Zika Virus RT-PCR does not cross-react with other viruses in the Flaviviridae family (including Dengue virus, Japanese encephalitis virus, West Nile virus and St. Louis encephalitis virus) or with other viruses known to cause similar clinical symptoms such as Chikungunya virus.
Causes For Rejection
Whole blood frozen, specimens beyond their acceptable length of time from collection as listed in the specimen handling, or specimen types other than those listed.
Same day (within 8-12 hours of receiving specimen), Monday through Saturday.
Ship Monday through Friday. Friday shipments must be labeled for Saturday delivery. All specimens must be labeled with patient's name and collection date. A Viracor-IBT test requisition form must accompany each specimen. Multiple tests can be run on one specimen. Ship specimens FedEx Priority Overnight® to: Viracor-IBT Laboratories, 1001 NW Technology Dr, Lee's Summit, MO 64086.
NY approved. Collect 4-5 mL whole blood in EDTA or ACD tube, centrifuge (optional) and transfer 2 mL plasma to sterile, screw top tube (minimum volume 1 mL). Alternatively plasma can be shipped in the original collection tube without centrifugation. Can be shipped at ambient or refrigerated temperature Monday through Friday. Do not freeze if shipping whole blood. Specimens shipped at ambient temperature must be received within 7 days of collection.
NY approved. Collect 4-5 mL whole blood in red top tube, centrifuge and transfer 2 mL serum to sterile, screw top tube (minimum volume 1 mL). Can be shipped at ambient or refrigerated temperature Monday through Friday. Specimens shipped at ambient temperature must be received within 7 days of collection.
NY approved. 2 mL sample collected in a sterile urinalysis container then transferred to sterile, screw top tube for shipment (minimum volume 1 mL). Can be shipped at ambient or refrigerated temperature Monday through Friday. Specimens shipped at ambient temperature must be received within 7 days of collection. Do not freeze. When collecting urine, a patient-matched serum or plasma specimen is required for serological follow up testing of negative RT-PCR results, per the CDC testing algorithm.

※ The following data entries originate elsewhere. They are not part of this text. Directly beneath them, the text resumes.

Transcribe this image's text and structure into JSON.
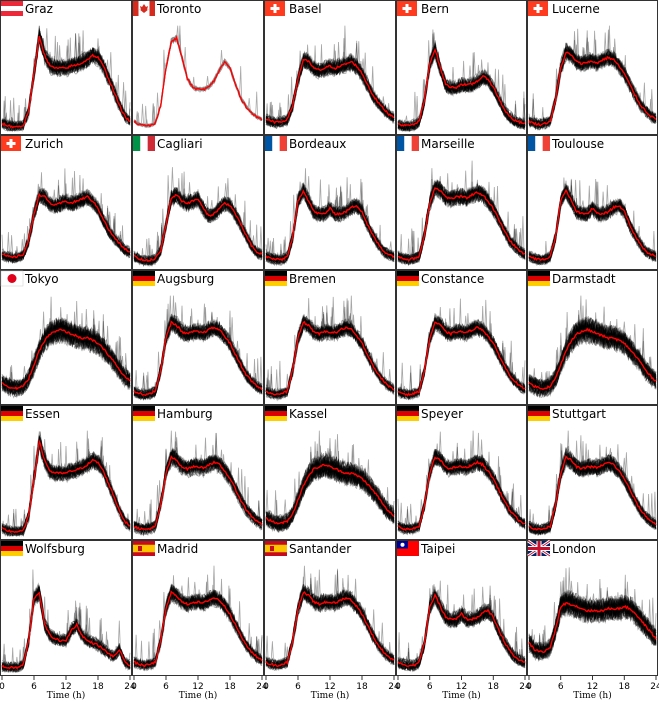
{
  "chart_data": {
    "type": "line",
    "layout": "5x5 small multiples",
    "xlabel": "Time (h)",
    "x_ticks": [
      0,
      6,
      12,
      18,
      24
    ],
    "xlim": [
      0,
      24
    ],
    "y_axis": "no tick labels",
    "series_style": {
      "individual_days": "#000000",
      "median": "#ff0000"
    },
    "cities": [
      {
        "name": "Graz",
        "flag": "at-flag",
        "profile": "late-evening",
        "median": [
          0.08,
          0.06,
          0.05,
          0.05,
          0.06,
          0.2,
          0.55,
          0.9,
          0.72,
          0.62,
          0.6,
          0.6,
          0.6,
          0.62,
          0.63,
          0.65,
          0.68,
          0.72,
          0.7,
          0.62,
          0.5,
          0.38,
          0.25,
          0.15,
          0.1
        ]
      },
      {
        "name": "Toronto",
        "flag": "ca-flag",
        "profile": "two-peaks",
        "median": [
          0.1,
          0.07,
          0.06,
          0.06,
          0.08,
          0.25,
          0.6,
          0.85,
          0.88,
          0.7,
          0.5,
          0.42,
          0.4,
          0.4,
          0.42,
          0.48,
          0.58,
          0.66,
          0.6,
          0.45,
          0.32,
          0.24,
          0.18,
          0.14,
          0.12
        ]
      },
      {
        "name": "Basel",
        "flag": "ch-flag",
        "profile": "evening",
        "median": [
          0.12,
          0.1,
          0.09,
          0.1,
          0.12,
          0.25,
          0.5,
          0.68,
          0.66,
          0.6,
          0.58,
          0.6,
          0.62,
          0.6,
          0.62,
          0.64,
          0.66,
          0.62,
          0.55,
          0.45,
          0.35,
          0.28,
          0.22,
          0.17,
          0.14
        ]
      },
      {
        "name": "Bern",
        "flag": "ch-flag",
        "profile": "morning-peak",
        "median": [
          0.08,
          0.06,
          0.06,
          0.07,
          0.1,
          0.3,
          0.65,
          0.78,
          0.6,
          0.45,
          0.42,
          0.42,
          0.45,
          0.44,
          0.45,
          0.48,
          0.52,
          0.5,
          0.42,
          0.32,
          0.22,
          0.15,
          0.11,
          0.09,
          0.08
        ]
      },
      {
        "name": "Lucerne",
        "flag": "ch-flag",
        "profile": "plateau",
        "median": [
          0.1,
          0.08,
          0.07,
          0.08,
          0.1,
          0.3,
          0.6,
          0.75,
          0.72,
          0.66,
          0.64,
          0.66,
          0.66,
          0.65,
          0.68,
          0.7,
          0.68,
          0.62,
          0.55,
          0.45,
          0.35,
          0.26,
          0.2,
          0.15,
          0.12
        ]
      },
      {
        "name": "Zurich",
        "flag": "ch-flag",
        "profile": "evening",
        "median": [
          0.12,
          0.1,
          0.09,
          0.1,
          0.12,
          0.25,
          0.5,
          0.68,
          0.66,
          0.6,
          0.58,
          0.6,
          0.62,
          0.6,
          0.62,
          0.64,
          0.66,
          0.62,
          0.55,
          0.45,
          0.35,
          0.28,
          0.22,
          0.17,
          0.14
        ]
      },
      {
        "name": "Cagliari",
        "flag": "it-flag",
        "profile": "midday",
        "median": [
          0.1,
          0.08,
          0.06,
          0.06,
          0.08,
          0.15,
          0.4,
          0.65,
          0.68,
          0.62,
          0.6,
          0.62,
          0.64,
          0.55,
          0.48,
          0.5,
          0.55,
          0.6,
          0.58,
          0.5,
          0.4,
          0.3,
          0.2,
          0.14,
          0.12
        ]
      },
      {
        "name": "Bordeaux",
        "flag": "fr-flag",
        "profile": "morning-peak",
        "median": [
          0.1,
          0.08,
          0.07,
          0.07,
          0.1,
          0.28,
          0.62,
          0.72,
          0.62,
          0.52,
          0.5,
          0.5,
          0.55,
          0.5,
          0.5,
          0.52,
          0.56,
          0.58,
          0.52,
          0.4,
          0.3,
          0.22,
          0.15,
          0.12,
          0.1
        ]
      },
      {
        "name": "Marseille",
        "flag": "fr-flag",
        "profile": "plateau",
        "median": [
          0.1,
          0.08,
          0.07,
          0.08,
          0.1,
          0.3,
          0.6,
          0.75,
          0.72,
          0.66,
          0.64,
          0.66,
          0.66,
          0.65,
          0.68,
          0.7,
          0.68,
          0.62,
          0.55,
          0.45,
          0.35,
          0.26,
          0.2,
          0.15,
          0.12
        ]
      },
      {
        "name": "Toulouse",
        "flag": "fr-flag",
        "profile": "morning-peak",
        "median": [
          0.1,
          0.08,
          0.07,
          0.07,
          0.1,
          0.28,
          0.62,
          0.72,
          0.62,
          0.52,
          0.5,
          0.5,
          0.55,
          0.5,
          0.5,
          0.52,
          0.56,
          0.58,
          0.52,
          0.4,
          0.3,
          0.22,
          0.15,
          0.12,
          0.1
        ]
      },
      {
        "name": "Tokyo",
        "flag": "jp-flag",
        "profile": "broad",
        "median": [
          0.18,
          0.15,
          0.13,
          0.13,
          0.15,
          0.22,
          0.35,
          0.48,
          0.58,
          0.64,
          0.66,
          0.68,
          0.66,
          0.64,
          0.62,
          0.6,
          0.6,
          0.58,
          0.55,
          0.5,
          0.44,
          0.38,
          0.3,
          0.24,
          0.2
        ]
      },
      {
        "name": "Augsburg",
        "flag": "de-flag",
        "profile": "plateau",
        "median": [
          0.1,
          0.08,
          0.07,
          0.08,
          0.1,
          0.3,
          0.6,
          0.75,
          0.72,
          0.66,
          0.64,
          0.66,
          0.66,
          0.65,
          0.68,
          0.7,
          0.68,
          0.62,
          0.55,
          0.45,
          0.35,
          0.26,
          0.2,
          0.15,
          0.12
        ]
      },
      {
        "name": "Bremen",
        "flag": "de-flag",
        "profile": "plateau",
        "median": [
          0.1,
          0.08,
          0.07,
          0.08,
          0.1,
          0.3,
          0.6,
          0.75,
          0.72,
          0.66,
          0.64,
          0.66,
          0.66,
          0.65,
          0.68,
          0.7,
          0.68,
          0.62,
          0.55,
          0.45,
          0.35,
          0.26,
          0.2,
          0.15,
          0.12
        ]
      },
      {
        "name": "Constance",
        "flag": "de-flag",
        "profile": "plateau",
        "median": [
          0.1,
          0.08,
          0.07,
          0.08,
          0.1,
          0.3,
          0.6,
          0.75,
          0.72,
          0.66,
          0.64,
          0.66,
          0.66,
          0.65,
          0.68,
          0.7,
          0.68,
          0.62,
          0.55,
          0.45,
          0.35,
          0.26,
          0.2,
          0.15,
          0.12
        ]
      },
      {
        "name": "Darmstadt",
        "flag": "de-flag",
        "profile": "broad",
        "median": [
          0.18,
          0.15,
          0.13,
          0.13,
          0.15,
          0.22,
          0.35,
          0.48,
          0.58,
          0.64,
          0.66,
          0.68,
          0.66,
          0.64,
          0.62,
          0.6,
          0.6,
          0.58,
          0.55,
          0.5,
          0.44,
          0.38,
          0.3,
          0.24,
          0.2
        ]
      },
      {
        "name": "Essen",
        "flag": "de-flag",
        "profile": "late-evening",
        "median": [
          0.08,
          0.06,
          0.05,
          0.05,
          0.06,
          0.2,
          0.55,
          0.9,
          0.72,
          0.62,
          0.6,
          0.6,
          0.6,
          0.62,
          0.63,
          0.65,
          0.68,
          0.72,
          0.7,
          0.62,
          0.5,
          0.38,
          0.25,
          0.15,
          0.1
        ]
      },
      {
        "name": "Hamburg",
        "flag": "de-flag",
        "profile": "plateau",
        "median": [
          0.1,
          0.08,
          0.07,
          0.08,
          0.1,
          0.3,
          0.6,
          0.75,
          0.72,
          0.66,
          0.64,
          0.66,
          0.66,
          0.65,
          0.68,
          0.7,
          0.68,
          0.62,
          0.55,
          0.45,
          0.35,
          0.26,
          0.2,
          0.15,
          0.12
        ]
      },
      {
        "name": "Kassel",
        "flag": "de-flag",
        "profile": "broad",
        "median": [
          0.18,
          0.15,
          0.13,
          0.13,
          0.15,
          0.22,
          0.35,
          0.48,
          0.58,
          0.64,
          0.66,
          0.68,
          0.66,
          0.64,
          0.62,
          0.6,
          0.6,
          0.58,
          0.55,
          0.5,
          0.44,
          0.38,
          0.3,
          0.24,
          0.2
        ]
      },
      {
        "name": "Speyer",
        "flag": "de-flag",
        "profile": "plateau",
        "median": [
          0.1,
          0.08,
          0.07,
          0.08,
          0.1,
          0.3,
          0.6,
          0.75,
          0.72,
          0.66,
          0.64,
          0.66,
          0.66,
          0.65,
          0.68,
          0.7,
          0.68,
          0.62,
          0.55,
          0.45,
          0.35,
          0.26,
          0.2,
          0.15,
          0.12
        ]
      },
      {
        "name": "Stuttgart",
        "flag": "de-flag",
        "profile": "plateau",
        "median": [
          0.1,
          0.08,
          0.07,
          0.08,
          0.1,
          0.3,
          0.6,
          0.75,
          0.72,
          0.66,
          0.64,
          0.66,
          0.66,
          0.65,
          0.68,
          0.7,
          0.68,
          0.62,
          0.55,
          0.45,
          0.35,
          0.26,
          0.2,
          0.15,
          0.12
        ]
      },
      {
        "name": "Wolfsburg",
        "flag": "de-flag",
        "profile": "shift-peaks",
        "median": [
          0.06,
          0.05,
          0.05,
          0.05,
          0.08,
          0.3,
          0.7,
          0.75,
          0.45,
          0.35,
          0.32,
          0.3,
          0.3,
          0.4,
          0.45,
          0.35,
          0.3,
          0.28,
          0.26,
          0.22,
          0.18,
          0.15,
          0.22,
          0.1,
          0.07
        ]
      },
      {
        "name": "Madrid",
        "flag": "es-flag",
        "profile": "plateau",
        "median": [
          0.1,
          0.08,
          0.07,
          0.08,
          0.1,
          0.3,
          0.6,
          0.75,
          0.72,
          0.66,
          0.64,
          0.66,
          0.66,
          0.65,
          0.68,
          0.7,
          0.68,
          0.62,
          0.55,
          0.45,
          0.35,
          0.26,
          0.2,
          0.15,
          0.12
        ]
      },
      {
        "name": "Santander",
        "flag": "es-flag",
        "profile": "plateau",
        "median": [
          0.1,
          0.08,
          0.07,
          0.08,
          0.1,
          0.3,
          0.6,
          0.75,
          0.72,
          0.66,
          0.64,
          0.66,
          0.66,
          0.65,
          0.68,
          0.7,
          0.68,
          0.62,
          0.55,
          0.45,
          0.35,
          0.26,
          0.2,
          0.15,
          0.12
        ]
      },
      {
        "name": "Taipei",
        "flag": "tw-flag",
        "profile": "morning-peak",
        "median": [
          0.1,
          0.08,
          0.07,
          0.07,
          0.1,
          0.28,
          0.62,
          0.72,
          0.62,
          0.52,
          0.5,
          0.5,
          0.55,
          0.5,
          0.5,
          0.52,
          0.56,
          0.58,
          0.52,
          0.4,
          0.3,
          0.22,
          0.15,
          0.12,
          0.1
        ]
      },
      {
        "name": "London",
        "flag": "gb-flag",
        "profile": "flat",
        "median": [
          0.28,
          0.22,
          0.2,
          0.2,
          0.24,
          0.4,
          0.62,
          0.65,
          0.64,
          0.62,
          0.6,
          0.58,
          0.58,
          0.58,
          0.58,
          0.6,
          0.6,
          0.6,
          0.62,
          0.6,
          0.56,
          0.5,
          0.44,
          0.38,
          0.32
        ]
      }
    ]
  }
}
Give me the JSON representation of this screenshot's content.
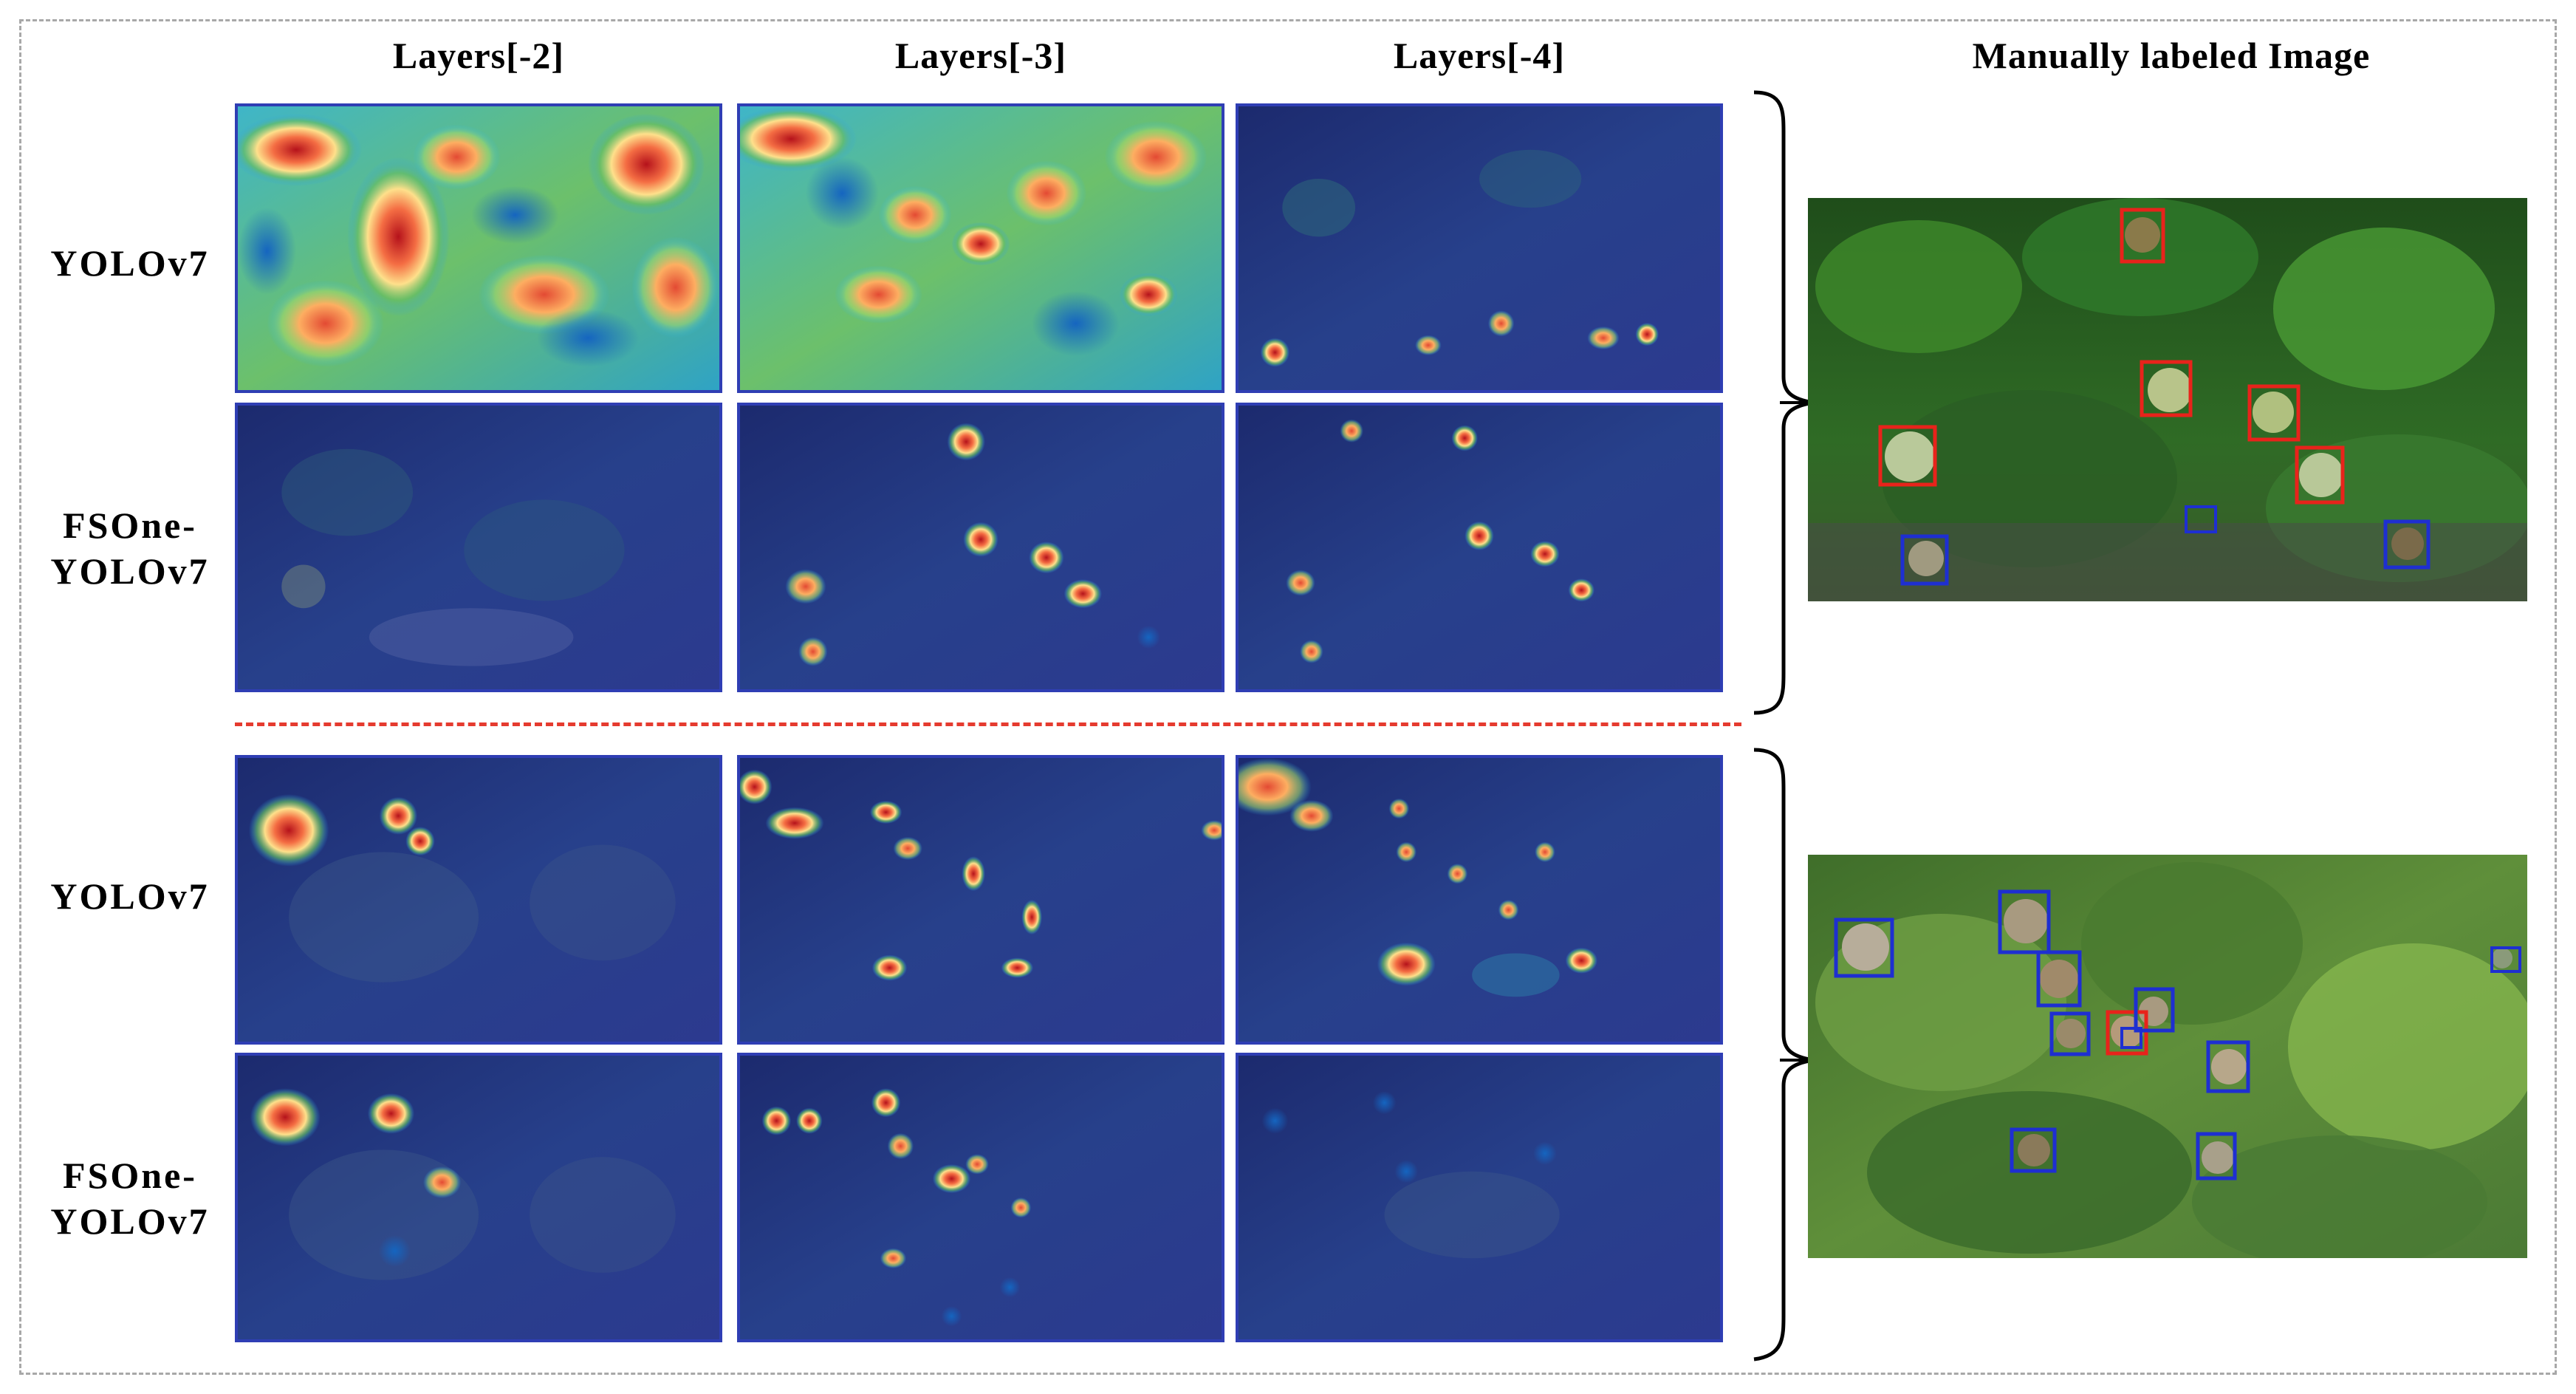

Specimens are approved for testing in New York only when indicated in the Specimen Information field above. The CPT codes provided are based on Viracor-IBT's interpretation of the American Medical Association's Current Procedural Terminology (CPT) codes and are provided for informational purposes only. CPT coding is the sole responsibility of the billing party. Questions regarding coding should be addressed to your local Medicare carrier. Viracor-IBT assumes no responsibility for billing errors due to reliance on the CPT codes illustrated in this material.